In 2011, the Obama Administration began offering waivers to states from some of the onerous provisions of NCLB. Last week, the HELP Committee held a hearing examining the impact those waivers have had on states. Forty-four states and Washington, D.C., have applied for a waiver to date; 34 and D.C. have been awarded a waiver, leaving 10 waiting in the wings for approval of their waiver applications and 6 not applying.

The strings associated with the waivers are significant, and include states agreeing to adopt “standards that are common to a significant number of states” in order to be competitive for a waiver. In the case of all but one state—Virginia—that has meant adopting the only common standards option available: the Common Core State Standards Initiative.

During the hearing, Education Secretary Arne Duncan stated that the Administration has tried to support states that are raising standards through the waiver process, and that “46 states have done so”—a clear reference to the 46 states that have adopted the Common Core State Standards.

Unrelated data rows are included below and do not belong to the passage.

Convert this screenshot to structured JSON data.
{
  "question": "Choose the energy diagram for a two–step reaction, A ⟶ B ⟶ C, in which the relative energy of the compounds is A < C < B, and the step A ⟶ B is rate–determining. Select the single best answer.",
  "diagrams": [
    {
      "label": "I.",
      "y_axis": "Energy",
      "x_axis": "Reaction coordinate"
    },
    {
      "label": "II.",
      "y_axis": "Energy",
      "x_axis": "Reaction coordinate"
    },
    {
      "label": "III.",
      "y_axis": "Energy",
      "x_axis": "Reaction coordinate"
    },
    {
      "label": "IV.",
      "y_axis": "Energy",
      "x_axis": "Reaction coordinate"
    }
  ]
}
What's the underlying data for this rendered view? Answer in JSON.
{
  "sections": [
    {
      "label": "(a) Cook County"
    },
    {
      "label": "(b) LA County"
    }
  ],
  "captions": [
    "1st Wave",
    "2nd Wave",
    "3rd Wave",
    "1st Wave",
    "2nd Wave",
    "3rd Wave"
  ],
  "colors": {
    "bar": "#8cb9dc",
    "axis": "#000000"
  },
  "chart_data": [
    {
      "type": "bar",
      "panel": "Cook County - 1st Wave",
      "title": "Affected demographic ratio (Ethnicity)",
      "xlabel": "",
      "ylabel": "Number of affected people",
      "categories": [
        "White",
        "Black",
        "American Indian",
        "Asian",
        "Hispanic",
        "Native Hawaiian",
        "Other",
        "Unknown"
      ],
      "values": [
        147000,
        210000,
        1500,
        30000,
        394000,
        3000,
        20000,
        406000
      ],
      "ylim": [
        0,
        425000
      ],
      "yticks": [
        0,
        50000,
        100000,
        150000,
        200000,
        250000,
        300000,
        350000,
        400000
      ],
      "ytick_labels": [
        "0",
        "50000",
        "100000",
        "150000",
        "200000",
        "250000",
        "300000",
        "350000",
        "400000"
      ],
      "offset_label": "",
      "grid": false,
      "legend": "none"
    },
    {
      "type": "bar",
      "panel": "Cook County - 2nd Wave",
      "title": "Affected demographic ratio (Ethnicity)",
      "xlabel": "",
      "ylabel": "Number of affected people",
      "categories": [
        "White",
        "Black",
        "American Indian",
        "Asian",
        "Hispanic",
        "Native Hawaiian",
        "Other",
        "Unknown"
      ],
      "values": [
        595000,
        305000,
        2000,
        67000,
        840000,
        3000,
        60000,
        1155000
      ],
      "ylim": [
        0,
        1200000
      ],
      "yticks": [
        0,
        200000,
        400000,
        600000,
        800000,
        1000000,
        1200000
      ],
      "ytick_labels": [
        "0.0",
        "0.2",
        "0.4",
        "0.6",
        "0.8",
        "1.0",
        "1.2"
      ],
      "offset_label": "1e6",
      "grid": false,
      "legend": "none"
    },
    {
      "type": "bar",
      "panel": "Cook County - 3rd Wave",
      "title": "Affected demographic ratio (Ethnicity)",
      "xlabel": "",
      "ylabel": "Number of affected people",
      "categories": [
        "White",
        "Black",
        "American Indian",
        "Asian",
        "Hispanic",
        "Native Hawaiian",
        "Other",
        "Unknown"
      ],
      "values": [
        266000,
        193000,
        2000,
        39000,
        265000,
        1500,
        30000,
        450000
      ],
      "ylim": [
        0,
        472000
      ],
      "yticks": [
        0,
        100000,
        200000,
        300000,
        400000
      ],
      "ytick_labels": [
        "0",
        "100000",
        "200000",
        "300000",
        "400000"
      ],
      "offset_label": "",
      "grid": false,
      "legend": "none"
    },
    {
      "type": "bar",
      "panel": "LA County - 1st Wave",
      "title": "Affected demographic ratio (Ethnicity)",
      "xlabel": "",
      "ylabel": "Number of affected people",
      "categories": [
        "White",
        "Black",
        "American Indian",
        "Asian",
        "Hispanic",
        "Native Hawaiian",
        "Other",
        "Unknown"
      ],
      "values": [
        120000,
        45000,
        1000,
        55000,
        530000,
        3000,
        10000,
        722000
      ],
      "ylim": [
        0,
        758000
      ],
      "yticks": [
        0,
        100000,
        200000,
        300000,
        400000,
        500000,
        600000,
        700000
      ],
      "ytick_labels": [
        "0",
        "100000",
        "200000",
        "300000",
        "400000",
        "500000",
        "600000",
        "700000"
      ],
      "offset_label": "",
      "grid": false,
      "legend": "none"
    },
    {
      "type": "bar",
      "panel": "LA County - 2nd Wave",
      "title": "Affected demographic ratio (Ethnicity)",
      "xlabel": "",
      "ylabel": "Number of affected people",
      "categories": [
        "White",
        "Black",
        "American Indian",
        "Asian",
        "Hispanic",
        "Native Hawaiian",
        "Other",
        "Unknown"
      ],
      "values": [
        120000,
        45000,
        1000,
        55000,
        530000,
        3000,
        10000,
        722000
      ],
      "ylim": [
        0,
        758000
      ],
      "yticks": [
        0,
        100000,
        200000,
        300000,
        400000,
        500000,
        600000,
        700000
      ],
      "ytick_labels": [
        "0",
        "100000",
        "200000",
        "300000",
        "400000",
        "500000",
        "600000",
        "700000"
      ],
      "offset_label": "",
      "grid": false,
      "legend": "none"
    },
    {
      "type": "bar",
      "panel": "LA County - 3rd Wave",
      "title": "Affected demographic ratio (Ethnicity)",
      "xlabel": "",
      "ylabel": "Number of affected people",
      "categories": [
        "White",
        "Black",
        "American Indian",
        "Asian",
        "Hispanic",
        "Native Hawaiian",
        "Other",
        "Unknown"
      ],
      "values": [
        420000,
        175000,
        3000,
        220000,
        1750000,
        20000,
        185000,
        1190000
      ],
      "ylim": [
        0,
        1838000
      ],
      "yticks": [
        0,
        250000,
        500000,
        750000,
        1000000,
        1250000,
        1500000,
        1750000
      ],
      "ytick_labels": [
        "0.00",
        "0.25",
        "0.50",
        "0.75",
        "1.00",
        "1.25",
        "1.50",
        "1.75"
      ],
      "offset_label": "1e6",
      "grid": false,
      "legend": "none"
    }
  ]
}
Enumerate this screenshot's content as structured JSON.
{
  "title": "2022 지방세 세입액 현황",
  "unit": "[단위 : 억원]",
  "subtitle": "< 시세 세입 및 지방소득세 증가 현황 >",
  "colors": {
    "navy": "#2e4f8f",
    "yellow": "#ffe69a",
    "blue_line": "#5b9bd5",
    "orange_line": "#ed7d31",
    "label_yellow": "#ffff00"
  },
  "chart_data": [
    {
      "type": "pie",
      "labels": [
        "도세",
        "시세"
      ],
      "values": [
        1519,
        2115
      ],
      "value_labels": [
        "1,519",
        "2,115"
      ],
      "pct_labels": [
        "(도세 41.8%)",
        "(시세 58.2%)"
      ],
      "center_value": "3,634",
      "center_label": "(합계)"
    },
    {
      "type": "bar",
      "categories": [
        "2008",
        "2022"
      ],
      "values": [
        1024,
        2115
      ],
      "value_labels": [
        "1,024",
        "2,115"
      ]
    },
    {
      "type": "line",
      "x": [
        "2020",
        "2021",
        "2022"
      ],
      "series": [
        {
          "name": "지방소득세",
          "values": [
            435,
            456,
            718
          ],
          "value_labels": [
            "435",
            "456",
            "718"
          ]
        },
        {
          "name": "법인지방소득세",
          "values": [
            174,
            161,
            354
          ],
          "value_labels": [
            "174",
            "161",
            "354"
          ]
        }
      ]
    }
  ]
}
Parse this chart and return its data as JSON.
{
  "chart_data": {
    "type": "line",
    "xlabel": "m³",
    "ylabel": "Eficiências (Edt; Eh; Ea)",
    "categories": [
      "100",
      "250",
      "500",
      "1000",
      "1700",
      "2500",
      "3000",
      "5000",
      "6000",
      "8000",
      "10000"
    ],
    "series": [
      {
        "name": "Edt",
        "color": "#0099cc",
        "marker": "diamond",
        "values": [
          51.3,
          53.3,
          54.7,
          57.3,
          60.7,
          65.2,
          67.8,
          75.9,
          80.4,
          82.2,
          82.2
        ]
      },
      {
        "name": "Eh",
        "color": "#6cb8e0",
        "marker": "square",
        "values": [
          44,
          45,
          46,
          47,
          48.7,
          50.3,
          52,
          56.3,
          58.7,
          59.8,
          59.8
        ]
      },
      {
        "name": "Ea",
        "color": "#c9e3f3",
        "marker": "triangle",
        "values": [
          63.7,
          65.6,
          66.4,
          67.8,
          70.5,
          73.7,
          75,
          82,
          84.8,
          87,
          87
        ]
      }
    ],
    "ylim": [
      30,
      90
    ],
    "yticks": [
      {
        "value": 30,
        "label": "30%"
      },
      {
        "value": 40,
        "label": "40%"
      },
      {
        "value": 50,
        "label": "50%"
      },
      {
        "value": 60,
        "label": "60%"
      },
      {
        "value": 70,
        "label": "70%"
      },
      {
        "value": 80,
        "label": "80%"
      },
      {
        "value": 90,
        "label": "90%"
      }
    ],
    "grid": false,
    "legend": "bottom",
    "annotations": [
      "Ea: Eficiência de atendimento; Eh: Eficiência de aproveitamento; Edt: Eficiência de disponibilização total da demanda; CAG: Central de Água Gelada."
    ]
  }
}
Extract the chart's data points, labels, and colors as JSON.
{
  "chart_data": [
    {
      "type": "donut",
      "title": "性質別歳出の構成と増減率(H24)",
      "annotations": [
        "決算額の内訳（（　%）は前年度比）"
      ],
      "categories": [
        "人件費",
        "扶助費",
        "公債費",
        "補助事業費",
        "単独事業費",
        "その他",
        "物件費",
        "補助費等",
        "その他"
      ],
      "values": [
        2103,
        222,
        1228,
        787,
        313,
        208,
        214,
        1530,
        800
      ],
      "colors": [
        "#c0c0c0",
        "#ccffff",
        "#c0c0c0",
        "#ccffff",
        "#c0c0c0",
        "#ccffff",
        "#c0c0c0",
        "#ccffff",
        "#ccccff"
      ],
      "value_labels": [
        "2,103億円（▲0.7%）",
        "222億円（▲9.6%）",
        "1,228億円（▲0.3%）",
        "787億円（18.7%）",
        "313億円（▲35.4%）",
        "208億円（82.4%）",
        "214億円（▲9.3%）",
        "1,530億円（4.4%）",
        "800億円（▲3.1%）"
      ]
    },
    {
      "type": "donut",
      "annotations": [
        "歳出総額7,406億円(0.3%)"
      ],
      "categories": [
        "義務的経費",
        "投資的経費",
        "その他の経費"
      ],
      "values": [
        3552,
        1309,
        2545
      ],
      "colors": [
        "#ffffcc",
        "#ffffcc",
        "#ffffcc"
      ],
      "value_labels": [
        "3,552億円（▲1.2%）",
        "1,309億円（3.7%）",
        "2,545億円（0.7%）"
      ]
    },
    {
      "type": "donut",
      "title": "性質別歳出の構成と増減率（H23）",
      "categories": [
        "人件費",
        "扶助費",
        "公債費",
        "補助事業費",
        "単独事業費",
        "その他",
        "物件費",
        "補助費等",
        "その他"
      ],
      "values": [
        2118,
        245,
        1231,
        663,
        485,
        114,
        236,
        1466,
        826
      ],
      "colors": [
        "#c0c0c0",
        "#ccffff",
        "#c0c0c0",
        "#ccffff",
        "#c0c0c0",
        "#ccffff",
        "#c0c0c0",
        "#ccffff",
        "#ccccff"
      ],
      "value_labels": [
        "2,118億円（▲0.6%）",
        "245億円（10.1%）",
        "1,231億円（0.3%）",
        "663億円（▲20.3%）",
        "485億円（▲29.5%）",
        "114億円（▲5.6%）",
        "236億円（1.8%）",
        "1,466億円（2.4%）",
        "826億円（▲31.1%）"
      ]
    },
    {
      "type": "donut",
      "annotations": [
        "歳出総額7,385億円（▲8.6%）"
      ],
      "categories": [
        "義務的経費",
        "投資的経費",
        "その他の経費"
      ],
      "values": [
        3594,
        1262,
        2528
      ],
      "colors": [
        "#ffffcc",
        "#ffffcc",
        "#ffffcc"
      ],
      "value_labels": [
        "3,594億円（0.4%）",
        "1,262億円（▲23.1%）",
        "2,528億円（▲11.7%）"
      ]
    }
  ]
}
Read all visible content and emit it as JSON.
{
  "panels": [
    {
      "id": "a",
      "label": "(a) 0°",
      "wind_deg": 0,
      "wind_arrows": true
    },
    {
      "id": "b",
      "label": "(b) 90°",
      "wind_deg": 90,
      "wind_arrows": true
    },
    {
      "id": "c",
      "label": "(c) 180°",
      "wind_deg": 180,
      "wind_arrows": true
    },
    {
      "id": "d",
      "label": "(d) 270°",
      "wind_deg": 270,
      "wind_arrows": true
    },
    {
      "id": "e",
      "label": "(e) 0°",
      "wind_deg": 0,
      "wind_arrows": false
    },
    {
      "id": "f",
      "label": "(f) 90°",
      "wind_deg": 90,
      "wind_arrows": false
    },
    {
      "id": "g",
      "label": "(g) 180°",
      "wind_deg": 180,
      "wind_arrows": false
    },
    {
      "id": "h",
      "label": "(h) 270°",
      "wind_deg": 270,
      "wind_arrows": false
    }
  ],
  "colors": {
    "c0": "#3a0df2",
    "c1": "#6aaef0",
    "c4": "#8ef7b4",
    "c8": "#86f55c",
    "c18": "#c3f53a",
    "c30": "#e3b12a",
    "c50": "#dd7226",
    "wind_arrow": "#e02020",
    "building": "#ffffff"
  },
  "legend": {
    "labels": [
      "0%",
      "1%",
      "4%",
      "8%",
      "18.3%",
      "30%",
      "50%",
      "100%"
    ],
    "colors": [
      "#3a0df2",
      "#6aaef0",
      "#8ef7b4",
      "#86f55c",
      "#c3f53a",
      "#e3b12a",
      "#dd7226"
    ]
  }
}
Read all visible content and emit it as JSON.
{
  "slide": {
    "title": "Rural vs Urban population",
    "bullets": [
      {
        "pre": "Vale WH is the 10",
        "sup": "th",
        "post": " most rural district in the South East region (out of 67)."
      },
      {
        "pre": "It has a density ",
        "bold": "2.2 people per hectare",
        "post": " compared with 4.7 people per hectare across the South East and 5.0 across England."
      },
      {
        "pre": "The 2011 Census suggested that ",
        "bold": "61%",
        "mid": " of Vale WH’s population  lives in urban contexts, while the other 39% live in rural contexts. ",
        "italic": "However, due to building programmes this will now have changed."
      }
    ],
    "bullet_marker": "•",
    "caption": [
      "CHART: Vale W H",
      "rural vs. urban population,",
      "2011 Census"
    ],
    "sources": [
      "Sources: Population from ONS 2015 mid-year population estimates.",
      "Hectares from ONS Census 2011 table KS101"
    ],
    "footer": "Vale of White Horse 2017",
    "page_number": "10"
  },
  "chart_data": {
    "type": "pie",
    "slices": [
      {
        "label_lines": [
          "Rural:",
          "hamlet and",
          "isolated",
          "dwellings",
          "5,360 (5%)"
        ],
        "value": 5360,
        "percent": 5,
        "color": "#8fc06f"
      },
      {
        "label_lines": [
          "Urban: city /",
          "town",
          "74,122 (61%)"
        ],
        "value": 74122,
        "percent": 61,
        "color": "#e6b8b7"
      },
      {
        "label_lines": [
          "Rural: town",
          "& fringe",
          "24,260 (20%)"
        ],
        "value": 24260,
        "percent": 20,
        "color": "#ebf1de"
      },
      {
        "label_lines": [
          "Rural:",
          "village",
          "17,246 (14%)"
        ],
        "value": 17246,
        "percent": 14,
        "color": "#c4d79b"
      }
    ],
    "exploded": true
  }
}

Senator Lamar Alexander (R–TN) argued that the Secretary of Education’s waiver authority has gone much further than the waiver authority included in the Elementary and Secondary Education Act that was passed in 1994. Alexander called the waivers “Washington’s version of the old children’s game ‘Mother, May I?’”—if you don’t to the right thing, you’re out of the game.

“The problem,” Alexander continued, “is that more and more decisions are being made in Washington about whether schools and teachers are failing.”

Secretary Duncan argued that the Department of Education had begun offering waivers because of “congressional lack of action.”

Congressional inaction (per the Department of Education’s arbitrary timeline) on NCLB reauthorization does not mean that the Administration is somehow empowered to begin policymaking from the White House through conditions-based waivers.

Governors and superintendents need genuine relief from Washington education mandates, and should be enabled to completely opt-out of NCLB without the types of conditions attached to the waivers. Legislative proposals like the Academic Partnerships Lead Us to Success (A-PLUS) Act do just that, and would give state and local leaders the freedom to focus dollars and decision making on their most pressing education priorities.

NCLB waivers represent a troubling pact with Washington that will end up further centralizing education policy. The waivers pose serious legal questions, circumvent the normal legislative process, significantly grow federal intervention in local school policy, and fail to offer genuine relief to states suffering from Washington mandates and red tape. Governors and state education leaders should reject these waivers and demand genuine relief from federal intervention, including the ability to completely opt out of NCLB.